So, the Harper Government decided not to open up the abortion issue and allow debate. How surprising.
It didn’t want to open up a can of worms and embarrass its members. Refusing to fund international programs that fund abortions puts women’s lives at risk and is fundamental to the issue of maternal health. Thousands of women die every year from botched abortions. Let alone the number of women who die during and after child birth, because they do not have access to medical care.

Whatever your view, women who seek abortions will find a way to have one. The real issue is whether that abortion is a safe one. We can argue forever on whether it is ethical. There are valid arguments on both sides of the debate. But the issue is women’s maternal health and reproductive rights.

Canada’s stance is confusing. Canada’s public health care funds access to abortions, but the country denies that access internationally. Canada ratified the Convention on the Elimination of All Forms of Discrimination Against Women, back in 1980. That convention guarantees women’s reproductive rights including access to safe abortions. The United States is taking an opposite stance. The U.S. never ratified the convention. But Secretary of State Hillary Clinton has made it clear that maternal health includes access to safe abortions. President Obama’s National Health Care Plan does not include public funding of abortions. But America will fund it internationally, as will the other G8 countries. So, why is our government taking this stance?

Abortion is an issue few want to talk about and it is politically dangerous. It’s a topic that is emotionally charged and many people see it as black and white. Instead of seeing it as a health issue, many people will let their religion decide what side they are on. But the facts speak for themselves. There is compelling evidence that where there are broad legal grounds to safe abortions mortality among women is considerably reduced. Currently, according to the World Health Organization, 300,000 mothers die a year during pregnancy and childbirth, and thousands more die of botched abortions. Furthermore, according to the WHO, if barriers to safe abortions and abortion services are removed more maternal lives will be saved. Clearly, access to safe and legal abortions should be part of the goal of maternal health. Has the federal government followed the same path as our Ontario government on the safe sex curriculum and caved into pressure from religious groups?

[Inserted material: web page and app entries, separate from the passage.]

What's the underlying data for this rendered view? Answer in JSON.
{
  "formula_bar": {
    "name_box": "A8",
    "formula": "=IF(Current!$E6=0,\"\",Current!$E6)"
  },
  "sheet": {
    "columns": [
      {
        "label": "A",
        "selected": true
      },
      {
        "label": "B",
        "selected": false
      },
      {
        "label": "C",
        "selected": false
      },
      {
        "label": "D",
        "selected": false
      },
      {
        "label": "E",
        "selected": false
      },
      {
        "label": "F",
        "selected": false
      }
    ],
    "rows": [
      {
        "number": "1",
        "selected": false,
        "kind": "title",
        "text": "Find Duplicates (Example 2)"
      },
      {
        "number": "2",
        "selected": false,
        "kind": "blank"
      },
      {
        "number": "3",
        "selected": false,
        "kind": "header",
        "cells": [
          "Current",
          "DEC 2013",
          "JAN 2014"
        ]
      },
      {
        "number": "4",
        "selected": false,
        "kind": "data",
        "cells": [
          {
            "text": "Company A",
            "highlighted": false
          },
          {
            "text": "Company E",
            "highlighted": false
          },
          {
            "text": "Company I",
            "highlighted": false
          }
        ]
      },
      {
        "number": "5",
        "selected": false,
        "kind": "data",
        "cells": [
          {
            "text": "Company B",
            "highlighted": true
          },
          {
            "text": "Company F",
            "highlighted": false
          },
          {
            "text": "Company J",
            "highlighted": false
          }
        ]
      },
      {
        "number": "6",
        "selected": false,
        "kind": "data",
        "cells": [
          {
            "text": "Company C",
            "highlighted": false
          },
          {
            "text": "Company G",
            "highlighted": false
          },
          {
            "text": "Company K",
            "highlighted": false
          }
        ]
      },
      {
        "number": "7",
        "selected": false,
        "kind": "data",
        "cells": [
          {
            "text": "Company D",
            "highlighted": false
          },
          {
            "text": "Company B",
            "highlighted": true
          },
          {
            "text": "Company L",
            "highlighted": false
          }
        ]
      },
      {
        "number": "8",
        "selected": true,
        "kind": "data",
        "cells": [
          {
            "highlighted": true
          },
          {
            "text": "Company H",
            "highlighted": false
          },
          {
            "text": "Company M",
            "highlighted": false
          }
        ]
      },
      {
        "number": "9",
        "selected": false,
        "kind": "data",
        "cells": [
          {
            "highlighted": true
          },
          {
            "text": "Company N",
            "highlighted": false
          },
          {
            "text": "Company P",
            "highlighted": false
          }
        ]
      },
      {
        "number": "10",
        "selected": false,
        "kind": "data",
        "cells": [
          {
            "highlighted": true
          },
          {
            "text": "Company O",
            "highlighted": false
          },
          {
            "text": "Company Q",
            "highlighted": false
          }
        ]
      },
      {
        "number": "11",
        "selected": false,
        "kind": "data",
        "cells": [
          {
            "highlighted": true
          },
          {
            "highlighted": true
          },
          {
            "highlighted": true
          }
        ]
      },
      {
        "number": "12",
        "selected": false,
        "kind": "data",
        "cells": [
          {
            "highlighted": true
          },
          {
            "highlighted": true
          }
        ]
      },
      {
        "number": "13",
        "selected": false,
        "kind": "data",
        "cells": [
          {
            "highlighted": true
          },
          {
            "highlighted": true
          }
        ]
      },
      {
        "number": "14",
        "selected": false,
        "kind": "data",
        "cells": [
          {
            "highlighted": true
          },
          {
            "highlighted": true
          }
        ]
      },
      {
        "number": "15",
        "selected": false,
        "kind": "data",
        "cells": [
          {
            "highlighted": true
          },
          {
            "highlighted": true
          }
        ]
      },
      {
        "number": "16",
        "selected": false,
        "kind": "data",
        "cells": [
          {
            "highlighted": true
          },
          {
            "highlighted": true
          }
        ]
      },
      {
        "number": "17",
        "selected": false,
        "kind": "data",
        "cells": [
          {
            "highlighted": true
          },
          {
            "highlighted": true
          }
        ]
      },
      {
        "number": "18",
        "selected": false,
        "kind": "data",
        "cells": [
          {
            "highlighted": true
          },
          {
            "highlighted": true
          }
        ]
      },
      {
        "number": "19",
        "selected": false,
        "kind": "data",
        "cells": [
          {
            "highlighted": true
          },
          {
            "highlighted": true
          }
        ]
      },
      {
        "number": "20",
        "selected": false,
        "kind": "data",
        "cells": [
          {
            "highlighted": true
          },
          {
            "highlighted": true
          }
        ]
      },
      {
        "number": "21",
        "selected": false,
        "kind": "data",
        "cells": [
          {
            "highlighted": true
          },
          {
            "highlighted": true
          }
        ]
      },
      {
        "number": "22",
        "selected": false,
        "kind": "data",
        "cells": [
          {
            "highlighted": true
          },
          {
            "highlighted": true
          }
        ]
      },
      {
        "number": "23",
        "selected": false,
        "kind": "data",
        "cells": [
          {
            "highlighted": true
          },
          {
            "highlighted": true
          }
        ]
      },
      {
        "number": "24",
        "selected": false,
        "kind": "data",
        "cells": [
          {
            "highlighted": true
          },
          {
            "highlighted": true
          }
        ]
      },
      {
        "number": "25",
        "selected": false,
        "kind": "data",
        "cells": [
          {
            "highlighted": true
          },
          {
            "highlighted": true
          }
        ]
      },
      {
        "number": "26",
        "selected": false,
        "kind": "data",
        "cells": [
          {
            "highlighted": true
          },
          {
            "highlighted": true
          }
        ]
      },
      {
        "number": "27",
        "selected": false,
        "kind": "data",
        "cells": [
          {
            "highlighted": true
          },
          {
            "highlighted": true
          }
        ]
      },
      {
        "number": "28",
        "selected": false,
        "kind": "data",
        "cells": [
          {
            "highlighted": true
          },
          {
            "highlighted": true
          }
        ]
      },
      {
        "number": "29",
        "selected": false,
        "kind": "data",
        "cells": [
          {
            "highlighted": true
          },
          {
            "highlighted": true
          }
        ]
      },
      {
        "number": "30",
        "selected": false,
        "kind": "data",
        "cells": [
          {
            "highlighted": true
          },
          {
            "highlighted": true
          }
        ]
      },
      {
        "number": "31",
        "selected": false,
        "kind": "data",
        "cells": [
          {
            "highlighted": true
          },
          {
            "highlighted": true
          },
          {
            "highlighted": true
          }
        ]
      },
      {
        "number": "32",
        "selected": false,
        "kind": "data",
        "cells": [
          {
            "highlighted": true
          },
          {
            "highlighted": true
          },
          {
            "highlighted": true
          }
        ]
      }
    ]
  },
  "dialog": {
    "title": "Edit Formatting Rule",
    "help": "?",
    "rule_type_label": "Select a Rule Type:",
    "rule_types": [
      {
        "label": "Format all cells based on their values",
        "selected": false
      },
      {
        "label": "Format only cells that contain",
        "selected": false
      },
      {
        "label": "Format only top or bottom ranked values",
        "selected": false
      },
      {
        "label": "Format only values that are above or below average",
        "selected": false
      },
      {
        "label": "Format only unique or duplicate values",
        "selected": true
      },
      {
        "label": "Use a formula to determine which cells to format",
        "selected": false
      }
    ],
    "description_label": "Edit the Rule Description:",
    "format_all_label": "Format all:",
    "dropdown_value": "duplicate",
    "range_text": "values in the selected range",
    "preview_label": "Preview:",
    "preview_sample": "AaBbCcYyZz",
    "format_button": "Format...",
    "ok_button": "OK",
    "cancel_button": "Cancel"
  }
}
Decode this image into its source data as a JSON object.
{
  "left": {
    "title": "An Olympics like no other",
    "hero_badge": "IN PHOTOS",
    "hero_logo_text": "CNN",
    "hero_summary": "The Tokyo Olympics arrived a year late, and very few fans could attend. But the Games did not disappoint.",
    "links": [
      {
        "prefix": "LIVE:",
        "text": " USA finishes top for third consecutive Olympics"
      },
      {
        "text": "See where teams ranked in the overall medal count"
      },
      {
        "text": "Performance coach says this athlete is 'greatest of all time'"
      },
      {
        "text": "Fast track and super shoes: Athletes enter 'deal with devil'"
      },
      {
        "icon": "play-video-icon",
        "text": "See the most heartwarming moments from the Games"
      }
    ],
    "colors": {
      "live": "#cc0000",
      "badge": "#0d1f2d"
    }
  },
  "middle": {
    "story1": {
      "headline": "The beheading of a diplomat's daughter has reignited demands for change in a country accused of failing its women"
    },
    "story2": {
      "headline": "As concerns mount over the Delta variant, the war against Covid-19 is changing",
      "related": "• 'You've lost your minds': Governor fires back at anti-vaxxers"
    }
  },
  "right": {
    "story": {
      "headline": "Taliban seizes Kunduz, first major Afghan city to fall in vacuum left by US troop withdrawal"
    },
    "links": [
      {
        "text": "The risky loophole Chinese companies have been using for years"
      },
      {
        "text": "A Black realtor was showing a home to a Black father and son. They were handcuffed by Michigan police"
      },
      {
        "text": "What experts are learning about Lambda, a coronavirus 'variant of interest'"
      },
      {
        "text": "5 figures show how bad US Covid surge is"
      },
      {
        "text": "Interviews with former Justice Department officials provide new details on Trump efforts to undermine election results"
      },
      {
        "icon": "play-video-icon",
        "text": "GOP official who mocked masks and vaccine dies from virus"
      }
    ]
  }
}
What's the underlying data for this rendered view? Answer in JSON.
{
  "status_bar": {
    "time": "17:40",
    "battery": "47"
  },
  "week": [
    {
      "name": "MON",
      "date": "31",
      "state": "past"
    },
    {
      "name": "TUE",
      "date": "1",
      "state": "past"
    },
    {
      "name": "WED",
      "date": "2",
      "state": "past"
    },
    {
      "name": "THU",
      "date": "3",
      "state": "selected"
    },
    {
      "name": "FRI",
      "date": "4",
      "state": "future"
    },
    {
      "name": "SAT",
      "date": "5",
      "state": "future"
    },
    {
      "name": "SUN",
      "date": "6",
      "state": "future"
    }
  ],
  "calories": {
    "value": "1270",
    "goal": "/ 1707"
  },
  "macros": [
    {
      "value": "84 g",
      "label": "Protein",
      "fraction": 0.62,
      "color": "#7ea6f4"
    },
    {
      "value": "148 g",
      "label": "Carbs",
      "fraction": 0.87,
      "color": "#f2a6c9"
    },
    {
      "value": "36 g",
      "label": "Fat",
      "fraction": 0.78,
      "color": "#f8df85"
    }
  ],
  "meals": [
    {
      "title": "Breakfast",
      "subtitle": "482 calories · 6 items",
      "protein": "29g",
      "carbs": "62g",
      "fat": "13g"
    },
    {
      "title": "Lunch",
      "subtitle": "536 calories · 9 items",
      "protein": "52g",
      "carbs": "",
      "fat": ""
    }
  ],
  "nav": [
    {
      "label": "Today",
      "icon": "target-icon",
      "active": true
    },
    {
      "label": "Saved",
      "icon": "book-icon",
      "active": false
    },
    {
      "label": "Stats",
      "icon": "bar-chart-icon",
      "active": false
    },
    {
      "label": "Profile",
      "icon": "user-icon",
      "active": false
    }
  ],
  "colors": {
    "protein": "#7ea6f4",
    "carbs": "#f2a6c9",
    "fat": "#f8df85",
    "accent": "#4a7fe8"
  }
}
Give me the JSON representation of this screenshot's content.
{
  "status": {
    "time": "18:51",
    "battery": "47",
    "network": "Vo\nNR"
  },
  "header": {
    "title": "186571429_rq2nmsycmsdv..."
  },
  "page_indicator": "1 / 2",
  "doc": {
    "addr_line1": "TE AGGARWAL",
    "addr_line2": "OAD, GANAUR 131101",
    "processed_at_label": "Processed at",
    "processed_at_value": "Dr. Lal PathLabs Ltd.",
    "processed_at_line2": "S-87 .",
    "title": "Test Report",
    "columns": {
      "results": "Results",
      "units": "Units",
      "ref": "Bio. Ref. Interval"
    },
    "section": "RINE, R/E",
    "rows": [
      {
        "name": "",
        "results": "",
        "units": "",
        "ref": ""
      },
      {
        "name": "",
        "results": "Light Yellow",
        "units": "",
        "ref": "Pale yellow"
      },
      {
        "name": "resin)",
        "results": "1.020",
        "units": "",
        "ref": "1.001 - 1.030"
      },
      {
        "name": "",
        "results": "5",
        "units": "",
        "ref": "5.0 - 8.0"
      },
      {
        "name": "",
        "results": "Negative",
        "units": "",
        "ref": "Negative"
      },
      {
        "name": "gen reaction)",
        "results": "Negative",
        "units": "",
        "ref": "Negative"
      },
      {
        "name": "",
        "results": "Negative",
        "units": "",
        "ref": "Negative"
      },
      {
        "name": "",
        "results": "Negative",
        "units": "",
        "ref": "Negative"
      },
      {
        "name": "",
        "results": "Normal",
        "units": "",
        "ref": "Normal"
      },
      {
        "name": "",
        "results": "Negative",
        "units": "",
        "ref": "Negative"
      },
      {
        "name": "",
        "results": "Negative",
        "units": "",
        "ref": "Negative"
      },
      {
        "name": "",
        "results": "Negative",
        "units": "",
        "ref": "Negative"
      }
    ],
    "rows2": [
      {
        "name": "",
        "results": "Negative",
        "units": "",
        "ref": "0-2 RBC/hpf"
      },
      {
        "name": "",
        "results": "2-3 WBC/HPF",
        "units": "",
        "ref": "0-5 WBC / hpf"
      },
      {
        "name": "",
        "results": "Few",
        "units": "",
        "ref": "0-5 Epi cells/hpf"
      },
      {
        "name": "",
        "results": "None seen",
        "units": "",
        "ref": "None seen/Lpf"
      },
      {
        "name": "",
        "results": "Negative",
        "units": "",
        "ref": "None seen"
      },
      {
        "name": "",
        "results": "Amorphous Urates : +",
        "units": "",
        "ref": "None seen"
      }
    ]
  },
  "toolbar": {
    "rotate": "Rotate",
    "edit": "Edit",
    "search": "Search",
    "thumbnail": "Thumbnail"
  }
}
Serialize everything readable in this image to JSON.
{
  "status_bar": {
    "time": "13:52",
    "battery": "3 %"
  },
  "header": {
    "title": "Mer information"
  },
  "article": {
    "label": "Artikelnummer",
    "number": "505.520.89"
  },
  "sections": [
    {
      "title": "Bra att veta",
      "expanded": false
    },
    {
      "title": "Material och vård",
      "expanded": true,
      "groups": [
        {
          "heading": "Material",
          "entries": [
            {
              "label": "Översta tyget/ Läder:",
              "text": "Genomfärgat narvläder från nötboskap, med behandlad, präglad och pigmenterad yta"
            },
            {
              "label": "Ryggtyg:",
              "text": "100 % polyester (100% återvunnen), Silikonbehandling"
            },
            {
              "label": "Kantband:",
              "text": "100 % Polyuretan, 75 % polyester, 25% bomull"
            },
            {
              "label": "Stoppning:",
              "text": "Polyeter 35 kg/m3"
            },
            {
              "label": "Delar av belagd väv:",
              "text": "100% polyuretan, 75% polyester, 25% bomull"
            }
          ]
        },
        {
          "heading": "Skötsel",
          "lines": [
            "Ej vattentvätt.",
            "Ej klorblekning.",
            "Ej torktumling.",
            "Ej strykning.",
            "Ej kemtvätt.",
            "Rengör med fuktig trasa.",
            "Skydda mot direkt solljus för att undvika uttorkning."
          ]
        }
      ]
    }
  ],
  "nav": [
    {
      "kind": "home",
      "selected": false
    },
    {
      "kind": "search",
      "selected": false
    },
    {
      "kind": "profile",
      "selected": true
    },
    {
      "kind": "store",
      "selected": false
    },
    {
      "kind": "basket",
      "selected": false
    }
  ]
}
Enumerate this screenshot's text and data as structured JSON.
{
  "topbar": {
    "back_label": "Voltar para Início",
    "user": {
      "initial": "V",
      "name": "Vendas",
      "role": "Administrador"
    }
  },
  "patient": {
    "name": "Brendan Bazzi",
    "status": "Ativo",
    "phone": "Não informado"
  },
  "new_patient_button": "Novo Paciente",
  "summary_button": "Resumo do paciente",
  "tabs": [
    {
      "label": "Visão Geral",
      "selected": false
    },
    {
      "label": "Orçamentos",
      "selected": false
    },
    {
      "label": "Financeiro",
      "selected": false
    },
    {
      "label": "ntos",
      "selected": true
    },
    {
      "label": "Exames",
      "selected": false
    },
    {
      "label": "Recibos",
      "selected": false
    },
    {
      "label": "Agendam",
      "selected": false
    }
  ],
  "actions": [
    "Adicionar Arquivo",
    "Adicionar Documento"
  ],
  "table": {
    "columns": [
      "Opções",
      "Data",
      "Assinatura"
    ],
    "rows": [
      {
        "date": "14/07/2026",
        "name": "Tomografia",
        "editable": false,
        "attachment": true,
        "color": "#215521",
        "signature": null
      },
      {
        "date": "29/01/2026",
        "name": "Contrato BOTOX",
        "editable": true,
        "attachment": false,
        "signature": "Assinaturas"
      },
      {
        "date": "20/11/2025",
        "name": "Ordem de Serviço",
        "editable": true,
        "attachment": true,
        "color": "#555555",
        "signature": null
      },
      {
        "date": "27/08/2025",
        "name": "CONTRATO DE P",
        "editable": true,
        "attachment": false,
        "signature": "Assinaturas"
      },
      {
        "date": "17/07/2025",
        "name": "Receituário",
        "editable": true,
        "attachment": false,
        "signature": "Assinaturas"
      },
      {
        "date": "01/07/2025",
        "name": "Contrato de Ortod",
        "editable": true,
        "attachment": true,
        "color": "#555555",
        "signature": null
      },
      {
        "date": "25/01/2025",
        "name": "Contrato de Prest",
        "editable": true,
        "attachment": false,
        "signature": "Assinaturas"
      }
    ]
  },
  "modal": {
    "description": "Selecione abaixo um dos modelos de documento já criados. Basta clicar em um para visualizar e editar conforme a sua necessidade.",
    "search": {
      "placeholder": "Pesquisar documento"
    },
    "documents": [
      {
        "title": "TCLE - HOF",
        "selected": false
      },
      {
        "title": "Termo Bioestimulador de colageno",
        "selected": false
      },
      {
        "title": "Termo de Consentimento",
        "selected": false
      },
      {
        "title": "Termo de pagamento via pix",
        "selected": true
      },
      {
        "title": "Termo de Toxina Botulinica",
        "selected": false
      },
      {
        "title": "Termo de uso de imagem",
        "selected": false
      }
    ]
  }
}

There have been recent successes in overturning strict abortion laws in some countries. Mexico and Nepal overturned strict abortion laws even against political and religious opposition. Canadian and international human rights groups are surprised and disappointed with our government’s stance. According to a recent article in the Globe and Mail, Canada is getting failing grades on issues of human rights. I am saying human rights because women’s rights are human rights.

The problem is that international human rights groups have been critical of the Harper government, and groups that are critical lose their funding. As we know, this government does not respond well to criticism. It would rather shut down parliament and end debate rather than face criticism. In this case, it is the funding of international programs that support reproductive rights. Like women who seek abortions, these programs will be funded anyway from other more progressive countries — mainly the United States and European countries. I find it shameful and sad that Canada is now not considered progressive. This Conservative party got rid of that word and have to appease their backsliding origins. These backward world views do not match with the rest of the world, and what we need to do to improve the human condition. There are thousands of unwanted pregnancies due to sexual violence and these women do not have access to safe abortions and are at risk. If this conservative government is truly concerned with maternal health, then it should put its money where its mouth is.

Judith Sainsbury is a member of the Guelph Mercury Community Editorial Board.